J’adore quand je vois le public retomber en enfance. Il y a souvent une dose de surréalisme et d’humour dans mon travail. Je joue avec les échelles et les proportions. Quand les invités arrivent dans un endroit où ils ne s’attendent pas à trouver de telles choses, ils réagissent comme des mômes qui débarquent pour la première fois dans une plaine de jeux: spontanément. Parce que dans ces événements sophistiqués, les gens ne savent pas vraiment comment se comporter.
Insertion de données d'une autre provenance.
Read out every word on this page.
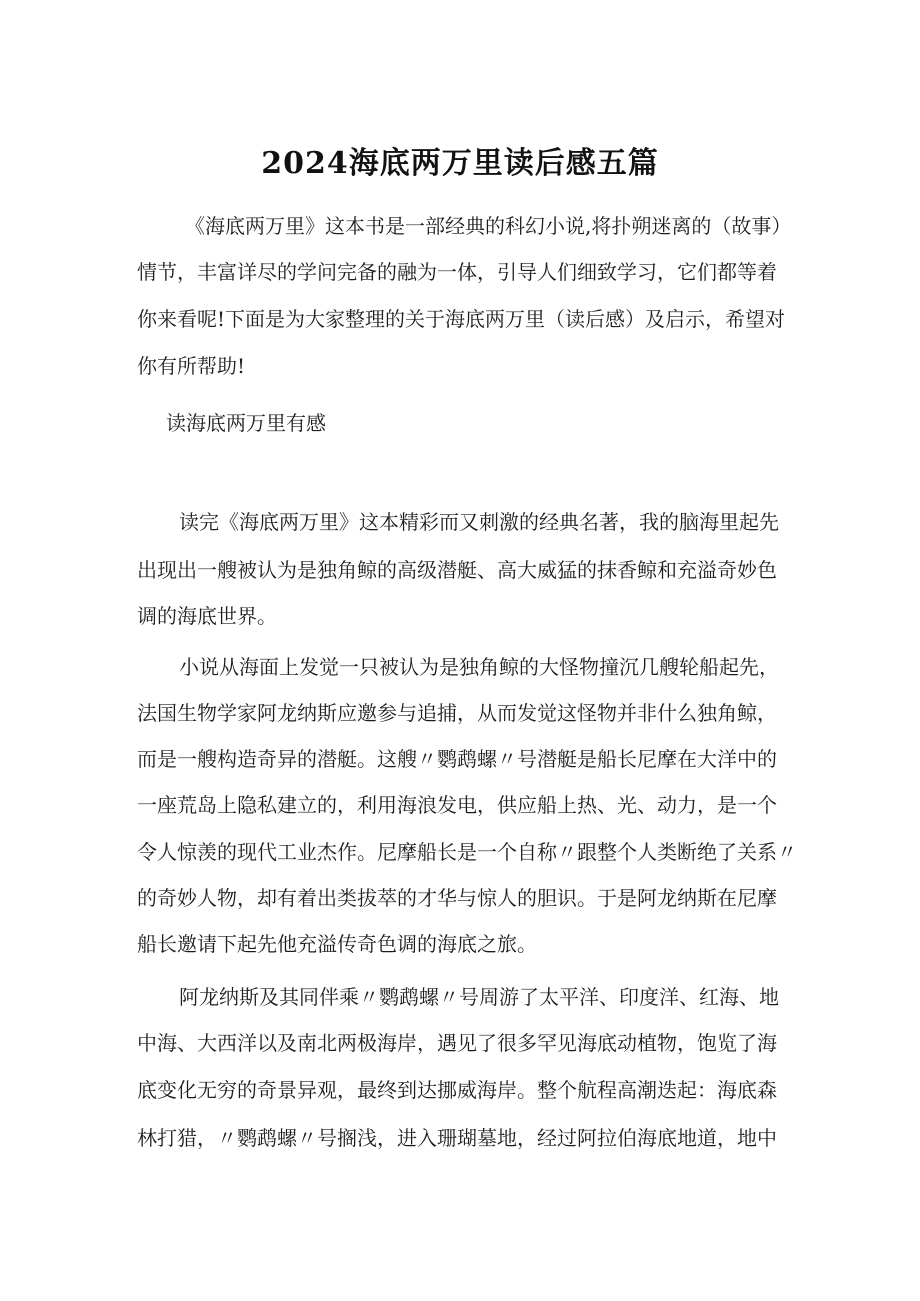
2024海底两万里读后感五篇
《海底两万里》这本书是一部经典的科幻小说,将扑朔迷离的（故事）
情节，丰富详尽的学问完备的融为一体，引导人们细致学习，它们都等着
你来看呢!下面是为大家整理的关于海底两万里（读后感）及启示，希望对
你有所帮助!
读海底两万里有感
读完《海底两万里》这本精彩而又刺激的经典名著，我的脑海里起先
出现出一艘被认为是独角鲸的高级潜艇、高大威猛的抹香鲸和充溢奇妙色
调的海底世界。
小说从海面上发觉一只被认为是独角鲸的大怪物撞沉几艘轮船起先，
法国生物学家阿龙纳斯应邀参与追捕，从而发觉这怪物并非什么独角鲸，
而是一艘构造奇异的潜艇。这艘〃鹦鹉螺〃号潜艇是船长尼摩在大洋中的
一座荒岛上隐私建立的，利用海浪发电，供应船上热、光、动力，是一个
令人惊羡的现代工业杰作。尼摩船长是一个自称〃跟整个人类断绝了关系〃
的奇妙人物，却有着出类拔萃的才华与惊人的胆识。于是阿龙纳斯在尼摩
船长邀请下起先他充溢传奇色调的海底之旅。
阿龙纳斯及其同伴乘〃鹦鹉螺〃号周游了太平洋、印度洋、红海、地
中海、大西洋以及南北两极海岸，遇见了很多罕见海底动植物，饱览了海
底变化无穷的奇景异观，最终到达挪威海岸。整个航程高潮迭起：海底森
林打猎，〃鹦鹉螺〃号搁浅，进入珊瑚墓地，经过阿拉伯海底地道，地中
Ils ont peur de dire ou de faire quelque chose de travers. Ils sont un peu nerveux s’ils ne connaissent personne. Mais quand je dispose quelque chose d’absurde dans l’espace, on voit soudain leur vigilance se relâcher, leurs doutes disparaître. Tout le monde est de la même manière amusé, excité ou même déconcerté. Et du coup plus ouvert. Les barrières et les masques tombent. Ces interventions sont des briseurs de glace, ou plutôt des equalizers. Elles mettent tout le monde sur la même longueur d’onde.
Comme à Milan? Personne ne savait si on pouvait toucher la nourriture sur la Pigeon Table. Jusqu’à ce qu’un enfant aille piquer une cerise…
Oui, formidable, n’est-ce pas? Il y a toujours quelqu’un qui doit oser le premier. Et souvent c’est un enfant. J’ai aussi réalisé un fauteuil surréaliste en pain. Et il y avait une petite fille qui ne pouvait tout simplement pas en croire ses yeux. Elle semblait tellement émerveillée. Elle n’arrêtait pas de s’en rapprocher et d’en manger des morceaux en regardant si on allait la gronder. (rires)
LE SOUCI DU DETAIL
Vos mises en scène sont un peu à l’opposé d’un repas à la bonne franquette…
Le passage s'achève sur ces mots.